From the FDA Drug Label

AVYCAZ demonstrated in vitro activity against Enterobacteriaceae in the presence of some beta-lactamases and extended-spectrum beta-lactamases (ESBLs) of the following groups: TEM, SHV, CTX-M, Klebsiella pneumoniae carbapenemase (KPCs), AmpC, and certain oxacillinases (OXA).

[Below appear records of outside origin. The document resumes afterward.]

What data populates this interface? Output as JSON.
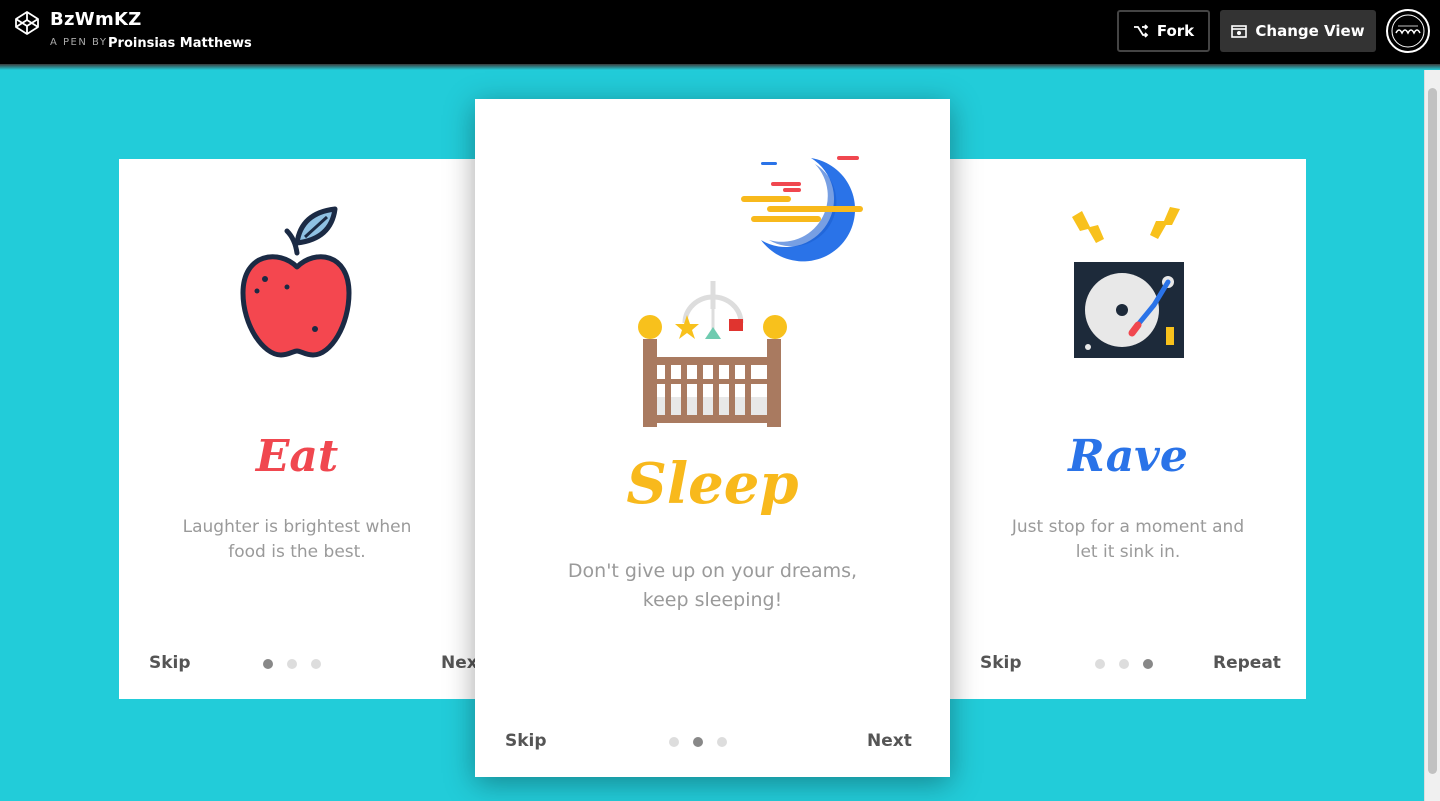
{
  "header": {
    "pen_title": "BzWmKZ",
    "pen_by_label": "A PEN BY",
    "author": "Proinsias Matthews",
    "fork_label": "Fork",
    "change_view_label": "Change View"
  },
  "cards": {
    "eat": {
      "title": "Eat",
      "text_line1": "Laughter is brightest when",
      "text_line2": "food is the best.",
      "skip": "Skip",
      "next": "Next",
      "active_dot": 1,
      "title_color": "#f0474f"
    },
    "sleep": {
      "title": "Sleep",
      "text_line1": "Don't give up on your dreams,",
      "text_line2": "keep sleeping!",
      "skip": "Skip",
      "next": "Next",
      "active_dot": 2,
      "title_color": "#f8b91c"
    },
    "rave": {
      "title": "Rave",
      "text_line1": "Just stop for a moment and",
      "text_line2": "let it sink in.",
      "skip": "Skip",
      "next": "Repeat",
      "active_dot": 3,
      "title_color": "#2a73e8"
    }
  },
  "colors": {
    "background": "#22ccd9",
    "topbar": "#000000"
  }
}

ZERBAXA demonstrated in vitro activity against Enterobacteriaceae in the presence of some extended-spectrum beta-lactamases (ESBLs) and other beta-lactamases of the following groups: TEM, SHV, CTX-M, and OXA. ZERBAXA demonstrated in vitro activity against P. aeruginosa isolates tested that had chromosomal AmpC, loss of outer membrane porin (OprD), or up regulation of efflux pumps (MexXY, MexAB)

ESBL and AmpC activity is demonstrated by both AVYCAZ and ZERBAXA in vitro.

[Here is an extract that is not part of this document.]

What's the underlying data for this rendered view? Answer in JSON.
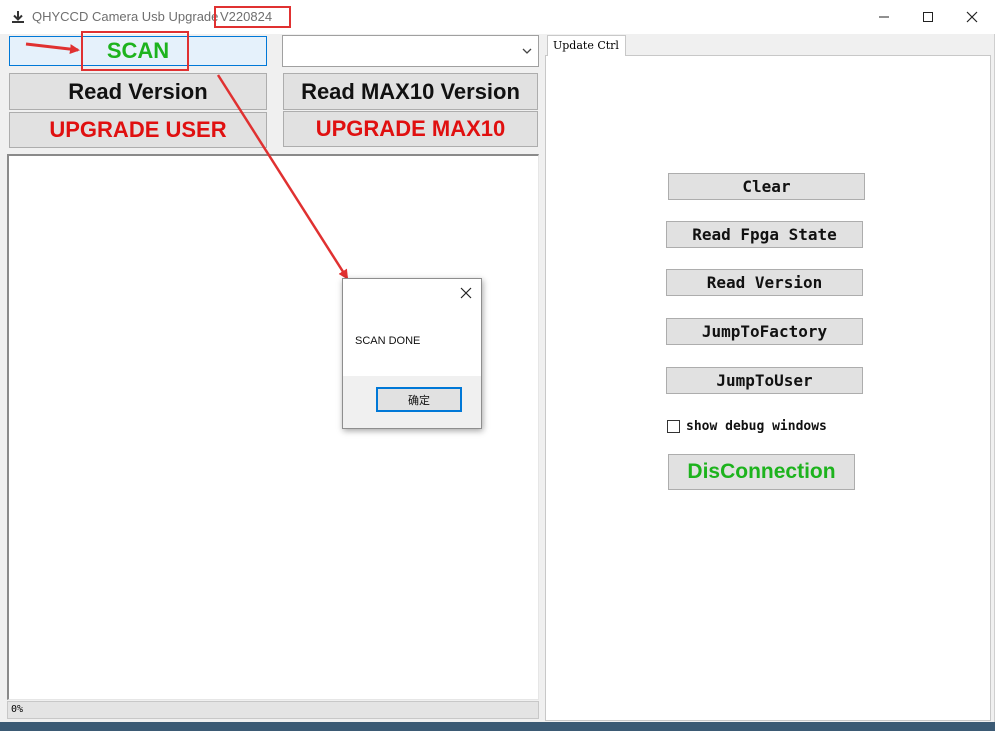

• AVYCAZ is active against ESBLs of the groups: TEM, SHV, CTX-M, KPCs, AmpC, and certain oxacillinases (OXA) 2.
• ZERBAXA is active against ESBLs of the groups: TEM, SHV, CTX-M, and OXA, and also against P. aeruginosa with chromosomal AmpC 3. Key points:
• Both drugs have in vitro activity against ESBL-producing bacteria.
• Both drugs have in vitro activity against AmpC-producing bacteria.
• The clinical significance of this activity is not fully established, but it suggests that these drugs may be effective against certain bacteria that are resistant to other antibiotics.

From the Research

ESBL and AMP C Infections

• ESBL-producing Enterobacteriales are a major threat to public health worldwide, with carbapenems currently considered the first-line choice for serious ESBL infections 4.
• However, the overuse of carbapenems has led to the selection and spread of carbapenemases, making it essential to implement strategies to limit their use 4.
• Alternative treatments, such as piperacillin-tazobactam, ceftazidime-avibactam, and ceftolozane-tazobactam, may be effective for certain types of ESBL infections, but further clinical data are needed to establish their efficacy relative to carbapenems 4, 5.

Treatment Options

• Ceftazidime-avibactam and ceftolozane-tazobactam appear to be the best-available carbapenem-sparing therapies for ESBL infections 5.
• Cefepime (FEP) has been shown to be a clinically useful carbapenem-sparing alternative for the treatment of infections caused by AmpC-producing Enterobacteriaceae 6.
• Patient and infection-specific characteristics should be used to employ FEP optimally 6.

Characteristics and Epidemiology

• ESBL-producing Gram-negative pathogens are a major cause of resistance to expanded-spectrum β-lactam antibiotics, with CTX-M-type enzymes being the most commonly found ESBL type 7.
• The genes encoding ESBLs are often found on plasmids and harboured within transposons or insertion sequences, enabling their spread 7.
• The population of ESBL-producing Escherichia coli is dominated globally by a highly virulent and successful clone belonging to ST131 7.

Detection and Diagnosis

• Several diagnostic tools are available to detect β-lactamases, including both phenotypic and genotypic tests 7.
• Timely identification of ESBLs is essential to ensure appropriate antimicrobial therapy and prevent poor clinical outcomes 7.
• Surveillance studies are necessary to monitor the spread of ESBL-producing Gram-negative pathogens and inform treatment strategies 7, 8.